Recently I’ve learned of medical feedback about three people I’ve assessed in my work:
1. A man was treated with a peripheral regional field stimulator – a very expensive device that’s implanted under the skin and which should only be used to treat people with severe end-stage pain. Before the PRFS was inserted, this man wasn’t taking any painkiller at all, so his pain couldn’t have been severe let alone end-stage.
2. A woman aged under 40 years who sustained a hip fracture in a car accident, was treated with total hip replacement surgery. THR surgery should only occur if hip pain’s intolerable. And the older the person is at the time of surgery the better because hip prostheses wear out, and each re-do operation’s technically harder. Preoperatively this woman was taking painkillers and coping reasonably well. And she was 10-20 years too young for THR surgery.
3. A woman whose work was physically light, claimed a back injury rendered her able to work part-time but not full-time.
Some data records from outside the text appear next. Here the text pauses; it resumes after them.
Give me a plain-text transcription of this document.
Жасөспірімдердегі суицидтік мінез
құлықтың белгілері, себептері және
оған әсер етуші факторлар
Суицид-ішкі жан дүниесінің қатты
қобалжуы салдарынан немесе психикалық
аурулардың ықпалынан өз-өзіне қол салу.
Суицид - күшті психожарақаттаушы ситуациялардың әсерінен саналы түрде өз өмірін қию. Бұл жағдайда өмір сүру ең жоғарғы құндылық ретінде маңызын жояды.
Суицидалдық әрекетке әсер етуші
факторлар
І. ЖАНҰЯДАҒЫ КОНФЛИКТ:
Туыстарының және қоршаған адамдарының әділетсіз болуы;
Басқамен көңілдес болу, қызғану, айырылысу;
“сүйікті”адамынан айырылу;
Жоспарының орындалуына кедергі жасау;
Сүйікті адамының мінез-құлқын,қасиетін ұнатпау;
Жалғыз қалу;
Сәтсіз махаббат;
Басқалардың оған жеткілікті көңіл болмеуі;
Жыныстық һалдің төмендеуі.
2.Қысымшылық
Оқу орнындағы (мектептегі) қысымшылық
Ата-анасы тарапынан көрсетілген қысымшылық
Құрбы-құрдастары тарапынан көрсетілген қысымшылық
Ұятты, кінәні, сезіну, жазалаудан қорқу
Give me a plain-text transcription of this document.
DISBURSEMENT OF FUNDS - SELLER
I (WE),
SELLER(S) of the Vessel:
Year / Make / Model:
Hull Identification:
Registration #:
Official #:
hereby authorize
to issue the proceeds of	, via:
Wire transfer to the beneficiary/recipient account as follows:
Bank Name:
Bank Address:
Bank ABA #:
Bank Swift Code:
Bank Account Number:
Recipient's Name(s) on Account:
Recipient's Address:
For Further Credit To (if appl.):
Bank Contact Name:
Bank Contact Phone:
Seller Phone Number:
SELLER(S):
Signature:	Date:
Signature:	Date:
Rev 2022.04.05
I and three other specialists found her normal on physical examination. Yet her claim was apparently settled for a large financial quantum.
In each of these three cases my medical advice wasn’t heeded. I was peeved. I wondered why my advice was sought if it wasn’t taken. Then Sweetheart Vivienne told me I was over-enmeshed. That I shouldn’t care. That I was paid for my work, and if my advice – no matter how sound – was ignored, then what the hell. She’s right. Of course. As usual. Over-enmeshment never did anyone any good. Me included.